La direction du Parti Socialiste a élaboré un projet de programme soumis à l’examen des membres du parti. Enfin, serait-on tenté de dire. Depuis huit ans et le congrès d’Aubervilliers en 2018 qui a confié à Olivier FAURE la responsabilité première du PS on attendait que l’on sorte de la critique des politiques mises en œuvre durant le quinquennat de François HOLLANDE pour proposer à nos concitoyens un programme d’action gouvernementale. Désormais, les militants socialistes vont discuter de ces propositions, vérifier leur faisabilité, les améliorer. Dans quelques semaines, le PS pourra proposer à des partenaires qui s’inscriront dans une démarche de rassemblement de la Gauche, l’élaboration d’un programme commun ou partagé.
« Vivre libres » est le titre provisoire de ce texte. La liberté est l’une des valeurs fondamentales de notre République. Elle doit être défendue avec acharnement et détermination. Elle ne doit pas être confondue avec le libéralisme, doctrine économique et politique portée par la Droite et l’extrême-droite et qui caractérise notamment la politique menée en France depuis 2017 avec l’avènement de la macronie.

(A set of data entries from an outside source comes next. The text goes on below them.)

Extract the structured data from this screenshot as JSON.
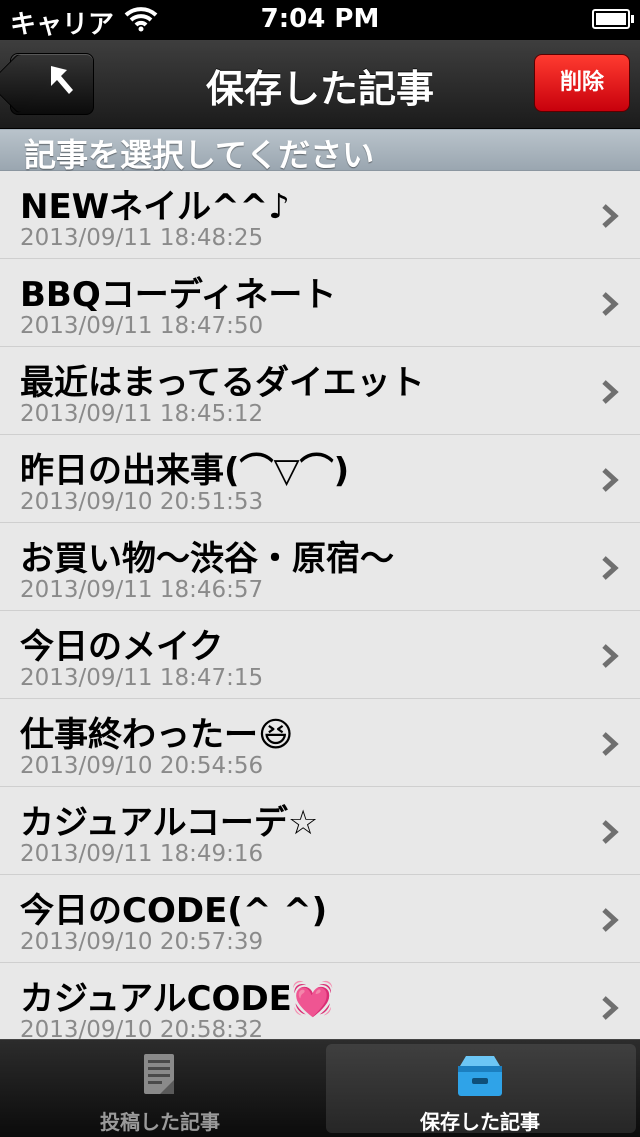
{
  "status_bar": {
    "carrier": "キャリア",
    "time": "7:04 PM"
  },
  "nav_bar": {
    "title": "保存した記事",
    "delete_label": "削除"
  },
  "section_header": "記事を選択してください",
  "articles": [
    {
      "title": "NEWネイル^^♪",
      "date": "2013/09/11 18:48:25"
    },
    {
      "title": "BBQコーディネート",
      "date": "2013/09/11 18:47:50"
    },
    {
      "title": "最近はまってるダイエット",
      "date": "2013/09/11 18:45:12"
    },
    {
      "title": "昨日の出来事(⌒▽⌒)",
      "date": "2013/09/10 20:51:53"
    },
    {
      "title": "お買い物〜渋谷・原宿〜",
      "date": "2013/09/11 18:46:57"
    },
    {
      "title": "今日のメイク",
      "date": "2013/09/11 18:47:15"
    },
    {
      "title": "仕事終わったー😆",
      "date": "2013/09/10 20:54:56"
    },
    {
      "title": "カジュアルコーデ☆",
      "date": "2013/09/11 18:49:16"
    },
    {
      "title": "今日のCODE(^ ^)",
      "date": "2013/09/10 20:57:39"
    },
    {
      "title": "カジュアルCODE💓",
      "date": "2013/09/10 20:58:32"
    }
  ],
  "tab_bar": {
    "tabs": [
      {
        "label": "投稿した記事",
        "icon": "document-icon",
        "selected": false
      },
      {
        "label": "保存した記事",
        "icon": "file-box-icon",
        "selected": true
      }
    ]
  },
  "colors": {
    "delete_button": "#e8000e",
    "section_header": "#a5b0ba",
    "date_text": "#8a8a8a",
    "selected_tab_icon": "#2fa3e8"
  }
}
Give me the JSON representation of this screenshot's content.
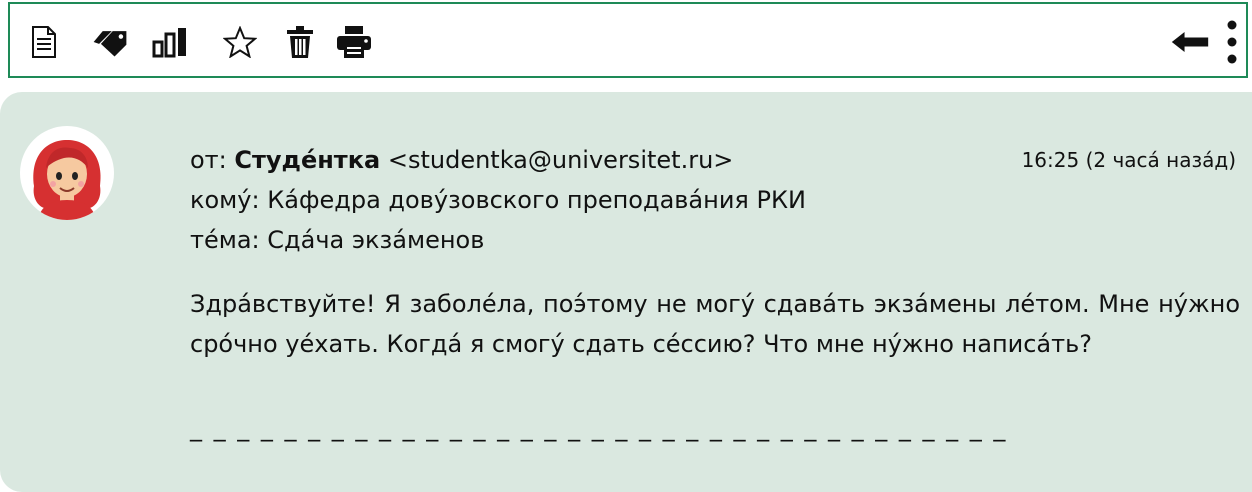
{
  "toolbar": {
    "icons": [
      {
        "name": "document-icon"
      },
      {
        "name": "tag-icon"
      },
      {
        "name": "bar-chart-icon"
      },
      {
        "name": "star-icon"
      },
      {
        "name": "trash-icon"
      },
      {
        "name": "print-icon"
      },
      {
        "name": "back-arrow-icon"
      },
      {
        "name": "more-vertical-icon"
      }
    ],
    "accent_color": "#1e8a57"
  },
  "email": {
    "from_prefix": "от: ",
    "from_name": "Студе́нтка",
    "from_address": "<studentka@universitet.ru>",
    "time": "16:25 (2 часа́ наза́д)",
    "to_prefix": "кому́: ",
    "to": "Ка́федра дову́зовского преподава́ния РКИ",
    "subject_prefix": "те́ма: ",
    "subject": "Сда́ча экза́менов",
    "body": "Здра́вствуйте! Я заболе́ла, поэ́тому не могу́ сдава́ть экза́мены ле́том. Мне ну́жно сро́чно уе́хать. Когда́ я смогу́ сдать се́ссию? Что мне ну́жно написа́ть?",
    "answer_placeholder": "_ _ _ _ _ _ _ _ _ _ _ _ _ _ _ _ _ _ _ _ _ _ _ _ _ _ _ _ _ _ _ _ _ _ _"
  },
  "colors": {
    "panel_background": "#dae8e0",
    "avatar_hair": "#d63031"
  }
}
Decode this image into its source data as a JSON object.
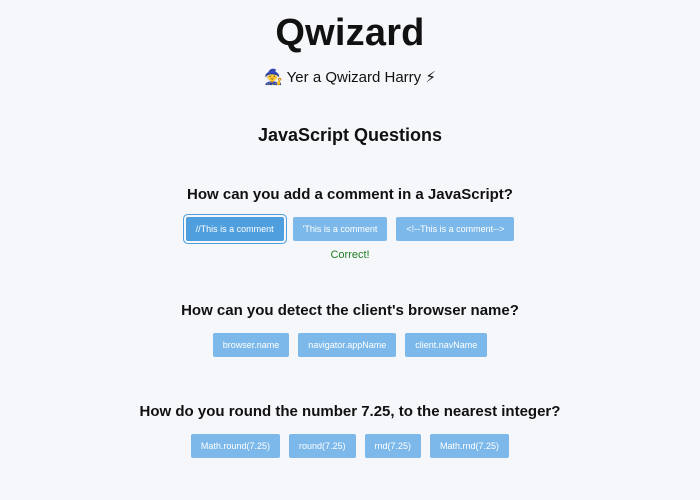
{
  "app": {
    "title": "Qwizard",
    "subtitle": "🧙 Yer a Qwizard Harry ⚡"
  },
  "section": {
    "title": "JavaScript Questions"
  },
  "questions": [
    {
      "text": "How can you add a comment in a JavaScript?",
      "options": [
        "//This is a comment",
        "'This is a comment",
        "<!--This is a comment-->"
      ],
      "selected_index": 0,
      "result": "Correct!"
    },
    {
      "text": "How can you detect the client's browser name?",
      "options": [
        "browser.name",
        "navigator.appName",
        "client.navName"
      ]
    },
    {
      "text": "How do you round the number 7.25, to the nearest integer?",
      "options": [
        "Math.round(7.25)",
        "round(7.25)",
        "rnd(7.25)",
        "Math.rnd(7.25)"
      ]
    }
  ],
  "colors": {
    "background": "#f6f7fb",
    "button": "#7cb9ea",
    "button_selected": "#4f9fde",
    "correct": "#1d7c1d"
  }
}
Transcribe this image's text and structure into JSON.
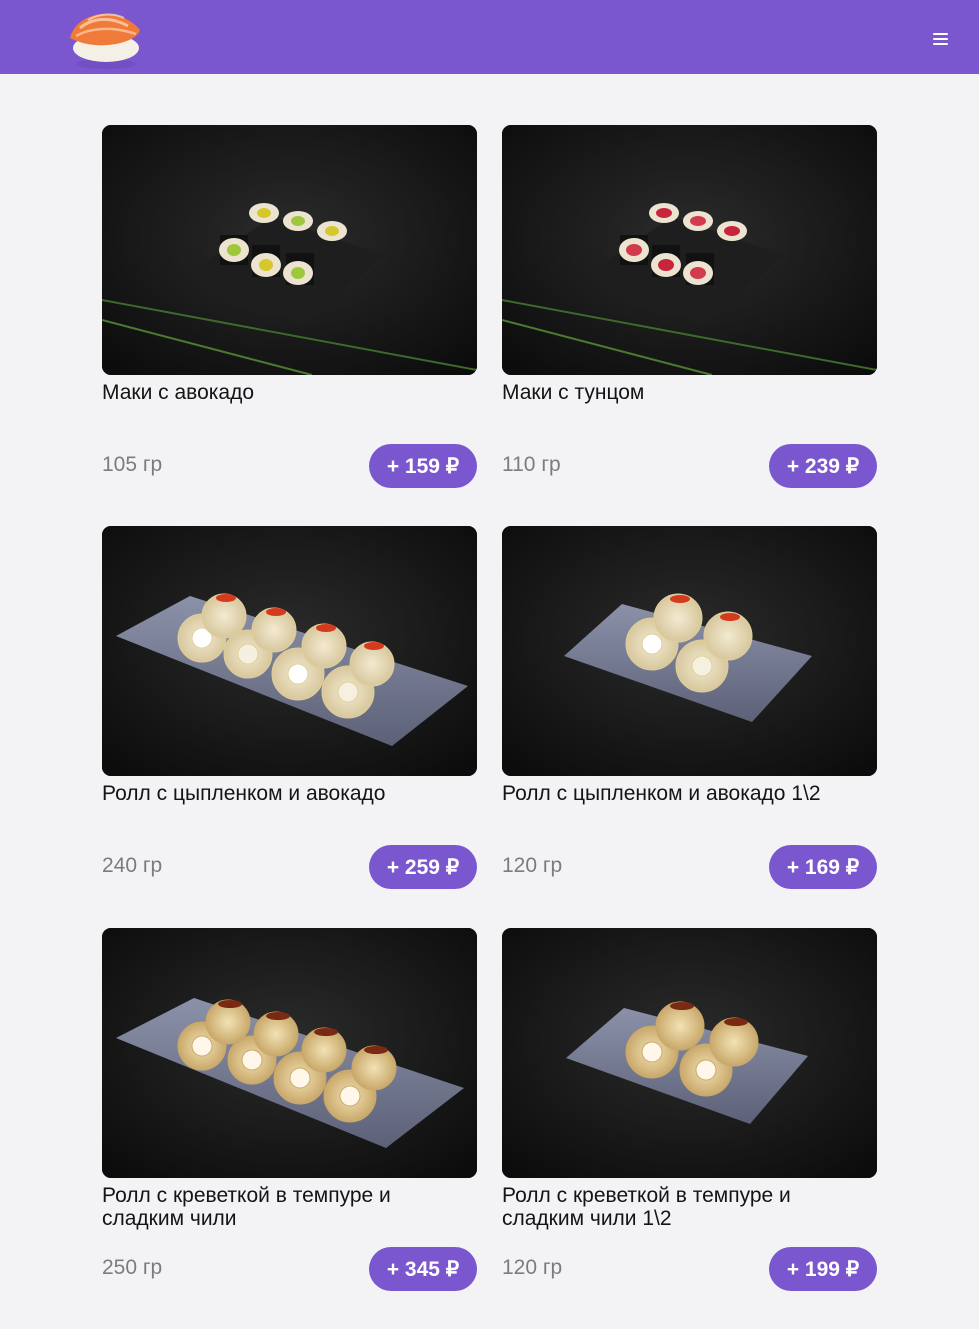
{
  "header": {
    "brand_color": "#7b57cf",
    "logo_icon": "salmon-nigiri-icon",
    "menu_icon": "hamburger-menu-icon"
  },
  "products": [
    {
      "name": "Маки с авокадо",
      "weight": "105 гр",
      "price": "+ 159 ₽",
      "photo": "maki-avocado-photo"
    },
    {
      "name": "Маки с тунцом",
      "weight": "110 гр",
      "price": "+ 239 ₽",
      "photo": "maki-tuna-photo"
    },
    {
      "name": "Ролл с цыпленком и авокадо",
      "weight": "240 гр",
      "price": "+ 259 ₽",
      "photo": "chicken-avocado-roll-photo"
    },
    {
      "name": "Ролл с цыпленком и авокадо 1\\2",
      "weight": "120 гр",
      "price": "+ 169 ₽",
      "photo": "chicken-avocado-half-roll-photo"
    },
    {
      "name": "Ролл с креветкой в темпуре и сладким чили",
      "weight": "250 гр",
      "price": "+ 345 ₽",
      "photo": "tempura-shrimp-roll-photo"
    },
    {
      "name": "Ролл с креветкой в темпуре и сладким чили 1\\2",
      "weight": "120 гр",
      "price": "+ 199 ₽",
      "photo": "tempura-shrimp-half-roll-photo"
    }
  ]
}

Les propositions formulées dans le document, la méthode retenue démontrent à l’évidence que l’on ne s’inscrit pas dans une démarche incantatoire telle que celle pratiquée par les mélenchonistes. Dans la période traversée, marquée par toutes les incertitudes causées par un contexte international particulièrement inquiétant, il s’agit d’abord de rétablir un sentiment de confiance en l’avenir qui passe par une organisation apaisée de notre vie collective. Or, l’extrême-droite comme les Insoumis entretiennent une fracture sociale dommageable pour notre avenir.
Parmi les sujets traités dans le projet de programme, celui de la retraite figure en premier. On connaît l’intérêt que portent les Français à ce dispositif de solidarité. Les sondages l’ont souligné lorsque la réforme a été décidée par le Gouvernement d’Elisabeth BORNE, avant d’être suspendue par Sébastien LECORNU à la demande des Socialistes. On ne peut cependant pas en rester là et le problème devra être traité dès le lendemain de l’élection présidentielle à venir. L’âge de départ à la retraite est évidemment une question qui fera débat. Le financement de ces retraites est tout aussi important, sinon plus. La situation démographique marquée par un vieillissement de la population est une donnée significative à prendre en considération. Les cotisations salariales et patronales ne sont pas suffisantes. Il faudra donc des ressources complémentaires qui ne pourront venir que du budget de l’Etat.
La justice fiscale fait également partie des propositions formulées. Les débats des mois écoulés ont permis de mieux connaître les inégalités qui perdurent dans les contributions des citoyens. La formule « de chacun selon ses moyens » est loin d’être la règle. Trop de détenteurs de revenus importants ne sont pas imposés à la hauteur de leurs ressources.
De nombreux autres sujets font, bien entendu, l’objet de propositions concrètes parmi lesquelles la protection de l’environnement, la solidarité ou l’éducation figurent en bonne place. Au total ce sont plus de 600 mesures qui sont avancées. La confrontation avec ce que proposeront les autres formations politiques permettra à nos concitoyens de faire leur choix. Les Socialistes et la Gauche sont au rendez-vous.